BERLIN (Reuters) - A 50-year-old Afghan-German dual national who worked for the German military was detained on Tuesday on suspicion of passing data to an Iranian intelligence agency, Germany’s federal prosecutor’s office said on Tuesday.
The suspect, identified only as Abdul Hamid S., went before a judge on Tuesday, who ordered him to remain in custody while the investigation continued.
“Abdul Hamid S. is strongly suspected of having worked for a foreign intelligence agency. The suspect was a language expert and cultural adviser for the Bundeswehr (German armed forces). In this capacity, he is believed to have passed insights to an Iranian intelligence agency,” the prosecutor’s office said in a statement.
The German defense ministry said it was aware of an espionage case involving a member of the military, but gave no further details.
German news magazine Der Spiegel reported that the suspect had access to sensitive information, including possible data on troop deployments in Afghanistan.

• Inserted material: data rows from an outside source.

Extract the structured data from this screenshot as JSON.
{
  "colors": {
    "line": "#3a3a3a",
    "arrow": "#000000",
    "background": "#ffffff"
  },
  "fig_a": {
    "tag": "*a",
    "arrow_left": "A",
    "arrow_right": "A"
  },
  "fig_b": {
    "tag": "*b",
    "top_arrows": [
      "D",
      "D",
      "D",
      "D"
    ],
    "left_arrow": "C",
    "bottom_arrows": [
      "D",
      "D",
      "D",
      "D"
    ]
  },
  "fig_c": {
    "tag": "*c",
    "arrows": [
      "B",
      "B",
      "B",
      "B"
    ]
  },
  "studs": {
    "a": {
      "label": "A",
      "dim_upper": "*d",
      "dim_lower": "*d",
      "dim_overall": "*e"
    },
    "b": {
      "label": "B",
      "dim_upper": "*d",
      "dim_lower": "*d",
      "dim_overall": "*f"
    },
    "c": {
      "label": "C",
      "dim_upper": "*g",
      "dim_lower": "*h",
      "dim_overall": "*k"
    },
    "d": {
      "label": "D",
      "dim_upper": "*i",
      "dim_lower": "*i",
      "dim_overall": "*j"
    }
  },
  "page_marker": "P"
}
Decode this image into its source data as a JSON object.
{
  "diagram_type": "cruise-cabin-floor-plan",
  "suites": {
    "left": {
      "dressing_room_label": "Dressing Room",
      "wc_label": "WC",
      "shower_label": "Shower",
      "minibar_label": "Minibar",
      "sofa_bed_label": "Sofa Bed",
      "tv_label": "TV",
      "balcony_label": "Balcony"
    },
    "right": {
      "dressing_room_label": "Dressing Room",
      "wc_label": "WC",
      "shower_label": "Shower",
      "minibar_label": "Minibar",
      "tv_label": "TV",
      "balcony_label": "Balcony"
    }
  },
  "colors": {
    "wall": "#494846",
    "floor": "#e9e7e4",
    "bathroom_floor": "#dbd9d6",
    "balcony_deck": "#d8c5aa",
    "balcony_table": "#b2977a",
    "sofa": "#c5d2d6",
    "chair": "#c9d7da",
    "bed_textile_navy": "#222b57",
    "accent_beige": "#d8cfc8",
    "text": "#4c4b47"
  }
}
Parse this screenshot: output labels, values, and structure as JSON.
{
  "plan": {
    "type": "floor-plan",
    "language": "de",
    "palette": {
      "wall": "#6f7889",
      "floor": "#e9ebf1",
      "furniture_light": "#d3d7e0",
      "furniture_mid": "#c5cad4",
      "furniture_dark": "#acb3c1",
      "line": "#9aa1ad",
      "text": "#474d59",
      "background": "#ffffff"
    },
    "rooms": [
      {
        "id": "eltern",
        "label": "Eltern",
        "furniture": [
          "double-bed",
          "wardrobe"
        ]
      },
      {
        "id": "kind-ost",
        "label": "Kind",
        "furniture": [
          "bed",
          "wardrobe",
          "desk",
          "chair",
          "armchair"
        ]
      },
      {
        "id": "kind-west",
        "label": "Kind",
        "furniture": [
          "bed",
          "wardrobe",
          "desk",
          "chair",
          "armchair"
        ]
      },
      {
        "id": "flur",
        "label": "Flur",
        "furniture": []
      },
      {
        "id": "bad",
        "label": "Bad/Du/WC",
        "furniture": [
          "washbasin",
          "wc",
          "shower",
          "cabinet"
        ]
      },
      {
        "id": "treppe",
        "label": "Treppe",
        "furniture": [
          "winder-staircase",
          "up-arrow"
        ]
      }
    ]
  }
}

The German military often uses native-born interpreters to accompany troops on patrol in Afghanistan.
A German government source said the case was viewed very seriously, coming shortly after other espionage cases linked to Iran that last week prompted the European Union to add the names of two Iranians and an Iranian intelligence unit to its terrorist list.
“It has been made unmistakably clear to the Iranian side repeatedly that such unacceptable behavior will have consequences,” the German foreign ministry said at the time.
Cornelius Adebahr, an analyst with the German Council on Foreign Relations, said the case underscored Iran’s continued activities against Germany and the West.
“This cannot just be shrugged off. It makes clear Iran is a country with hostile intentions that is spying against us,” he said. “Despite Europe’s interest in maintaining the 2015 nuclear accord, this is not a relationship among friends or allies.”
Allegations of espionage by Iran come at a particularly sensitive time for Germany, which is battling along with other European countries to preserve the 2015 nuclear deal after Washington’s unilateral decision to pull out.
In July, Germany’s domestic intelligence agency reported that Iran had expanded its cyber attack capabilities and posed a danger to German companies and research institutions.
In January, the foreign ministry summoned Iran’s ambassador over what it said was Tehran spying on individuals and groups with close ties to Israel.